Again this was  a full page ad.  I know  one of the editors.  This book was  launched at NCTE in 2008.



This  happened in a small town in Mexico and seemed to me to comment on the larger issues of community, medicine, illnesses, and fear.

In addition there were several literacy related comic strips or cartoons in the folder, saved with intentions of  using them as openings to pieces of writing or as part of PowerPoint presentations.


And... then there is my  most prized and forgotten treasure among the items in the folder--a  baggy full of messages and notes on tiny post-its and scraps of notebook paper that I took from one child's desk.  He was guilty of writing a quite nasty note to another student, a note that included unprintable words.   Then there is also a second envelope because I got fascinated by the whole notion of the notes and collected student notes from the floor the rest of the year.


I had originally planned an entire piece (research, essay?) on relationships in the classroom.--friendship, love, anger, conflict and drama based on the evidence and representative samples of these notes. 

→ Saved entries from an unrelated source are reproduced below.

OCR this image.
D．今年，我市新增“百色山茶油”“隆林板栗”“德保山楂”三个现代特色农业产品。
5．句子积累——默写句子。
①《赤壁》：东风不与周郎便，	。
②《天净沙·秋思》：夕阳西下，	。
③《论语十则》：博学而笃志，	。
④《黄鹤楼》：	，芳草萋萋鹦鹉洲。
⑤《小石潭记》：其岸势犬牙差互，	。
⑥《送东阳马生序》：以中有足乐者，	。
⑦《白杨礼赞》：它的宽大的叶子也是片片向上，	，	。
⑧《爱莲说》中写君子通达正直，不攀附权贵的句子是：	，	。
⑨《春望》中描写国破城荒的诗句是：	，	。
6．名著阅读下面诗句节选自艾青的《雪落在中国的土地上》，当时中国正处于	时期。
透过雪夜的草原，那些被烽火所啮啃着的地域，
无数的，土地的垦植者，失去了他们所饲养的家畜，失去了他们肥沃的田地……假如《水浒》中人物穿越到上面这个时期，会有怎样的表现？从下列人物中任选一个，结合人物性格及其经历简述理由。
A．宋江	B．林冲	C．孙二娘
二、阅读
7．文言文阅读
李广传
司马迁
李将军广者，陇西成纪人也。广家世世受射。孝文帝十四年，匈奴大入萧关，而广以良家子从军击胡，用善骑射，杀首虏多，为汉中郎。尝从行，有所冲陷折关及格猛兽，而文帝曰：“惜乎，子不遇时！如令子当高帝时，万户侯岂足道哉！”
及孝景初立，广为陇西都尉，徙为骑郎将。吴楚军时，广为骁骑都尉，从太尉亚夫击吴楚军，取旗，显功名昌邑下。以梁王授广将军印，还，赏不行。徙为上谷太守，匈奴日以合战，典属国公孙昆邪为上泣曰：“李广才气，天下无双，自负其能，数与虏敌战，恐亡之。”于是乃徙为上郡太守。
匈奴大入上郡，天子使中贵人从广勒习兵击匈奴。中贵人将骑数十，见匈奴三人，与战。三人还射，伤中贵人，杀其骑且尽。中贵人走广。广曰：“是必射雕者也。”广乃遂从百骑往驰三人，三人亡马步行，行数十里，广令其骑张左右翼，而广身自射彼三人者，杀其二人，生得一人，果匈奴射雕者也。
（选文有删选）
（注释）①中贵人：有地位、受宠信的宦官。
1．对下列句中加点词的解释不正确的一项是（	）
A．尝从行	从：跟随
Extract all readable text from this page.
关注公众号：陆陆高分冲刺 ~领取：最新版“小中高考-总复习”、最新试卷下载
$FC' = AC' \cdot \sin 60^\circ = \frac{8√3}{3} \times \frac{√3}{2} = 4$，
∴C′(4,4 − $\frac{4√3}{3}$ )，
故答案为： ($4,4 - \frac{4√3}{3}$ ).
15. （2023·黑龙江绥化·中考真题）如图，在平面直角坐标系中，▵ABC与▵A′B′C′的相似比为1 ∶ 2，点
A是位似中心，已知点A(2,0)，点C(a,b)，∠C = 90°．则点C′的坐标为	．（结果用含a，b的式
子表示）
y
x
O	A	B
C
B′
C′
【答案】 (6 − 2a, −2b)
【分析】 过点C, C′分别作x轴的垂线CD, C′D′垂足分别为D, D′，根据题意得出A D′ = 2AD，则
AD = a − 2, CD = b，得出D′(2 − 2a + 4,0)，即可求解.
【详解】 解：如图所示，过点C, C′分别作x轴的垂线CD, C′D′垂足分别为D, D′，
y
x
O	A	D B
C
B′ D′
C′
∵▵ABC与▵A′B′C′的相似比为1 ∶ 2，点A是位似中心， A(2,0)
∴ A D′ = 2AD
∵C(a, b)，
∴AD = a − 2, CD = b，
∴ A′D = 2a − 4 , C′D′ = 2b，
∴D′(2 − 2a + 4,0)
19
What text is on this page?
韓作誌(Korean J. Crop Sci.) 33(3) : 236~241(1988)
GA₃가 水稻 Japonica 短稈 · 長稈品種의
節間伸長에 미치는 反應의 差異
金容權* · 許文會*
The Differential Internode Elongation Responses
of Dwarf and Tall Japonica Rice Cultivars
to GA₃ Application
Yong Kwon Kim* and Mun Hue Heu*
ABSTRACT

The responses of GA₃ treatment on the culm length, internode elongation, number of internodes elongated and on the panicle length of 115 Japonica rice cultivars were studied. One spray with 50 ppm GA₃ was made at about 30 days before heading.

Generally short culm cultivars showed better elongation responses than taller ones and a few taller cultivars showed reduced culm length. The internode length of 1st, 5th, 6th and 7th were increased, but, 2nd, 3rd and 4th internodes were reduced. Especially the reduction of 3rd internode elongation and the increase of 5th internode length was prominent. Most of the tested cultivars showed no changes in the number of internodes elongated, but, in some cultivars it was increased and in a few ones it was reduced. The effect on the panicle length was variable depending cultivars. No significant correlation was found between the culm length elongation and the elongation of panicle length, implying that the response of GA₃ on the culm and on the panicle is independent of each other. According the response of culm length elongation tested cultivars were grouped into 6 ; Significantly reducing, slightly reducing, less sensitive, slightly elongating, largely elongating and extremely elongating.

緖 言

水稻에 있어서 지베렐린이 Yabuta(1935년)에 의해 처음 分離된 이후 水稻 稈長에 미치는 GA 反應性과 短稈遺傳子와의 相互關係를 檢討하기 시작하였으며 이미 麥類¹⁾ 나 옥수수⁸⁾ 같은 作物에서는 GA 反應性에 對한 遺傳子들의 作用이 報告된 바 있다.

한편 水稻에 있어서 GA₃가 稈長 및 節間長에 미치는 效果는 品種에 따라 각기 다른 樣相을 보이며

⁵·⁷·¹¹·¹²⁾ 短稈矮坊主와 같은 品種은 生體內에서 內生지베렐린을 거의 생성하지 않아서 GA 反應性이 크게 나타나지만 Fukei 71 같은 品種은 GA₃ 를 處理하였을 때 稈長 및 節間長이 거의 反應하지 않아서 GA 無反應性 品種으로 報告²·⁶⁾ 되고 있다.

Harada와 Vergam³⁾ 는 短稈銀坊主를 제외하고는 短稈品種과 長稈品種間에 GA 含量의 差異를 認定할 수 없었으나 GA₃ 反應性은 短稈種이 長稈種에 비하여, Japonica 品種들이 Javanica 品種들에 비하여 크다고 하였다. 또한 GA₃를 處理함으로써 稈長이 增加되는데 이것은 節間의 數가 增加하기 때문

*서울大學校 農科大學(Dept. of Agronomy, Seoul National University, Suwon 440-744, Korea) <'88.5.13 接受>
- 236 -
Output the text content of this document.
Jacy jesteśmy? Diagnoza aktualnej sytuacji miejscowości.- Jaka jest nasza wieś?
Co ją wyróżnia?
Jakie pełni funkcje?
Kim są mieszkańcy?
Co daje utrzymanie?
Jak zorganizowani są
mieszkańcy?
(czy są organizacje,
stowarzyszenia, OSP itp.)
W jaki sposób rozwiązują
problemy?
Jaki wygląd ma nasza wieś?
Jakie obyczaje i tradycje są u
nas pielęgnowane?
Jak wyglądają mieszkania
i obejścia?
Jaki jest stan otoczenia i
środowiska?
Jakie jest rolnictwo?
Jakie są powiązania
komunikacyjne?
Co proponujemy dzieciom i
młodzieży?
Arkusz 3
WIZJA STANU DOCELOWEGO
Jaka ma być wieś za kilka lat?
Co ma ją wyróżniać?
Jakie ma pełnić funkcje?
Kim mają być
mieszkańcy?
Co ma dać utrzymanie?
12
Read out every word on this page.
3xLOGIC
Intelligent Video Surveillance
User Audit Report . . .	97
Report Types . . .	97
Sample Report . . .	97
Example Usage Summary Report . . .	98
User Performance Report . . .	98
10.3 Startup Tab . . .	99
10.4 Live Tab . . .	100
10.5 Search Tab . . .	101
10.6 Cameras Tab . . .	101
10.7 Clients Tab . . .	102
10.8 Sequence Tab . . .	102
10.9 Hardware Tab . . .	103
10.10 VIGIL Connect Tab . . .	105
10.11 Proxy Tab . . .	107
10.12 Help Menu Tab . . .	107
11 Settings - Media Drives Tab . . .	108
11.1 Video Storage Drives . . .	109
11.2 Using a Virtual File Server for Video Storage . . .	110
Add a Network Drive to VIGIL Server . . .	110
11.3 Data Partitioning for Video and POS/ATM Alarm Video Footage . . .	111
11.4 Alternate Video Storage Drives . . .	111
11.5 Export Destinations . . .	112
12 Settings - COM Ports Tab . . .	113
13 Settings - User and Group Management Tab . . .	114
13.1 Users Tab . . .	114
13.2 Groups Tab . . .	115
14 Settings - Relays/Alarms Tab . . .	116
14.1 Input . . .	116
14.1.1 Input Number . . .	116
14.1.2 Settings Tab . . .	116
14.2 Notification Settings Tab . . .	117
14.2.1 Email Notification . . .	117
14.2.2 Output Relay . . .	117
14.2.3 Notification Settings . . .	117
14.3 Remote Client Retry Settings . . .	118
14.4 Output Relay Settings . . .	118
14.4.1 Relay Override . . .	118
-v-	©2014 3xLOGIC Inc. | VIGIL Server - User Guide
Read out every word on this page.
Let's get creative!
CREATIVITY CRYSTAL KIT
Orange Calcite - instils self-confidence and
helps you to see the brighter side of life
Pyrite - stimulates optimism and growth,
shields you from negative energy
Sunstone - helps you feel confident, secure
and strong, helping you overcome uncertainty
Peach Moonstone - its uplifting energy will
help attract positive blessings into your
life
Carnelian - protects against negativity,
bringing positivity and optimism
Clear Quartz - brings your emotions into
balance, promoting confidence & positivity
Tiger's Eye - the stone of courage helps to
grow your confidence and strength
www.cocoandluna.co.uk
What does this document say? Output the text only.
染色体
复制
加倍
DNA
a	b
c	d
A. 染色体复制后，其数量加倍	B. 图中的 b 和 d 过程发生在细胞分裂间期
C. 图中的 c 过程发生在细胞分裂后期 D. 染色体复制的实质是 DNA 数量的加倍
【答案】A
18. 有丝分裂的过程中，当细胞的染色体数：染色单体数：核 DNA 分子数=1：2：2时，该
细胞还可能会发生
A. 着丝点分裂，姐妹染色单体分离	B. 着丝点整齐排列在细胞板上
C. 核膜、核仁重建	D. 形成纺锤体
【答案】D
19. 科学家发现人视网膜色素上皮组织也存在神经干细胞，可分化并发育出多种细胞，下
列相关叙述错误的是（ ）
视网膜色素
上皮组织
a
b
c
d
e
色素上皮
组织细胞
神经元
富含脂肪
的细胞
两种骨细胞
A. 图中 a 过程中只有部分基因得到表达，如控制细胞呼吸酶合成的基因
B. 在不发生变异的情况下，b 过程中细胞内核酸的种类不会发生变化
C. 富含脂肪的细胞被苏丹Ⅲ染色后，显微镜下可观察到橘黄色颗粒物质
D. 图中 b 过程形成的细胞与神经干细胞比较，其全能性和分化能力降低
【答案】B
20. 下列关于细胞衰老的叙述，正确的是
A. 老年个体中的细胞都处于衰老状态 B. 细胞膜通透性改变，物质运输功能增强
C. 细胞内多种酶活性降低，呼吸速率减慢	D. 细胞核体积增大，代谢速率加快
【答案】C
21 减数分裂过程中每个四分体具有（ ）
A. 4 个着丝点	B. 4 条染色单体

But I think since I am no longer in the context in which the notes were written, and some of the pencilled notes are now faded, the idea has expired.

Or perhaps there is still some time left on this one--- I am getting re-interested as I reread some of the notes. I may pull the notes back out and reconsider their potential.

Are there ideas that you have interested you, that now seem past their prime time?

Do writing ideas have an expiration date?


Today's Deeper Writing Possibilities

Dig through your pile of clippings or reserved writing ideas.This may be an actual folder or files in your memory.

Make a list of topics you about which you at one time planned on writing.  
Make a list of writing ideas that have occurred to you which you have never used.

As you go through the list, consider which ideas seem to expired.

Choose one  of the ideas that has not expired as your topic for  today.